Here's what Dr. Chang says, in his own words, about his experience with cancer and how he helps others with their recovery.
It was fall 2005 and I had just started residency in physical medicine and rehabilitation at the University of British Columbia. I started feeling really tired – but everyone was tired. I was active, playing hockey and riding my bike to work. But I was light-headed and nauseous after my bike rides; I threw up after biking to work. At night, I was getting chills and sweating.
I thought I had an ulcer, so I went to a walk-in clinic and got antacids and had blood work done. The next day, I received my results, and read them myself. I was shocked by what I saw. My blood counts were highly abnormal, and it said, right on the report, “likely leukemia."
I talked to my supervisor and he got me connected immediately to a hematologist. That was a Tuesday, and by Friday, I not only had my diagnosis, but was back in Toronto getting treatment at Princess Margaret Cancer Centre. I had myelodysplastic syndrome with acute myeloid leukemia, which is a form of blood cancer.
At first, I was really lucky: I went into remission after the first couple of treatments of chemotherapy. I went home to rest and get healthy enough to get a bone marrow transplant, which was my only hope for a cure.
But in early 2006, I developed pneumonia and ended up in the hospital with sepsis and acute respiratory distress syndrome (ARDS). My lungs were so bad I was put on a ventilator and was in the Intensive Care Unit (ICU) for a month. Eventually, they moved me to a ward that had regular beds, where I just lay there, waiting to get better. I couldn't move without getting short of breath. I had no muscle mass. I could not stand up on my own; my legs felt like jelly.
I knew I needed rehabilitation, so I requested a physiotherapist and asked for a walker so I could start moving around and get stronger. I was requesting things that I felt should have been automatic, that should be standard of care. I worked really hard and asked my doctors to discharge me, and send me home with oxygen and a walker – I had to ask for these things.
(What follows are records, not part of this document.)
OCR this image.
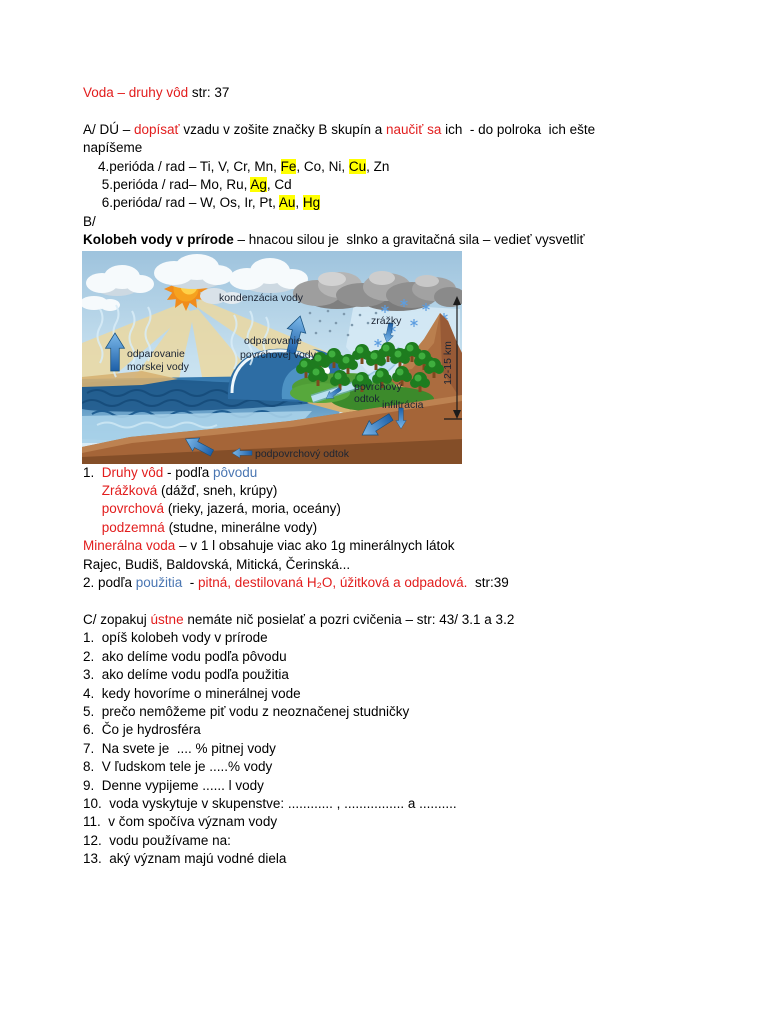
Voda – druhy vôd str: 37

A/ DÚ – dopísať vzadu v zošite značky B skupín a naučiť sa ich  - do polroka  ich ešte
napíšeme
4.perióda / rad – Ti, V, Cr, Mn, Fe, Co, Ni, Cu, Zn
5.perióda / rad– Mo, Ru, Ag, Cd
6.perióda/ rad – W, Os, Ir, Pt, Au, Hg
B/
Kolobeh vody v prírode – hnacou silou je  slnko a gravitačná sila – vedieť vysvetliť
kondenzácia vody
zrážky
odparovanie
morskej vody
odparovanie
povrchovej vody
povrchový
odtok infiltrácia
podpovrchový odtok
12-15 km
1.  Druhy vôd - podľa pôvodu
Zrážková (dážď, sneh, krúpy)
povrchová (rieky, jazerá, moria, oceány)
podzemná (studne, minerálne vody)
Minerálna voda – v 1 l obsahuje viac ako 1g minerálnych látok
Rajec, Budiš, Baldovská, Mitická, Čerinská...
2. podľa použitia  - pitná, destilovaná H₂O, úžitková a odpadová.  str:39

C/ zopakuj ústne nemáte nič posielať a pozri cvičenia – str: 43/ 3.1 a 3.2
1.  opíš kolobeh vody v prírode
2.  ako delíme vodu podľa pôvodu
3.  ako delíme vodu podľa použitia
4.  kedy hovoríme o minerálnej vode
5.  prečo nemôžeme piť vodu z neoznačenej studničky
6.  Čo je hydrosféra
7.  Na svete je  .... % pitnej vody
8.  V ľudskom tele je .....% vody
9.  Denne vypijeme ...... l vody
10.  voda vyskytuje v skupenstve: ............ , ................ a ..........
11.  v čom spočíva význam vody
12.  vodu používame na:
13.  aký význam majú vodné diela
After that, I was on a mission to get my life back on track. I weaned myself off the oxygen, and my fiancée, Ashley, and I got married that spring. In August 2006, a year shy of my diagnosis, I got a stem-cell transplant. I had a few setbacks after that, including getting graft-versus-host disease (GVHD), a common immune response after getting a transplant, and anemia, but in 2007, I finally got back to my residency and started working again to fulfill my dream of becoming a physiatrist.
To move forward from all I'd been through, I had to look forward. I was cured, at least in theory, but cancer can always come back. I just wanted to live my life.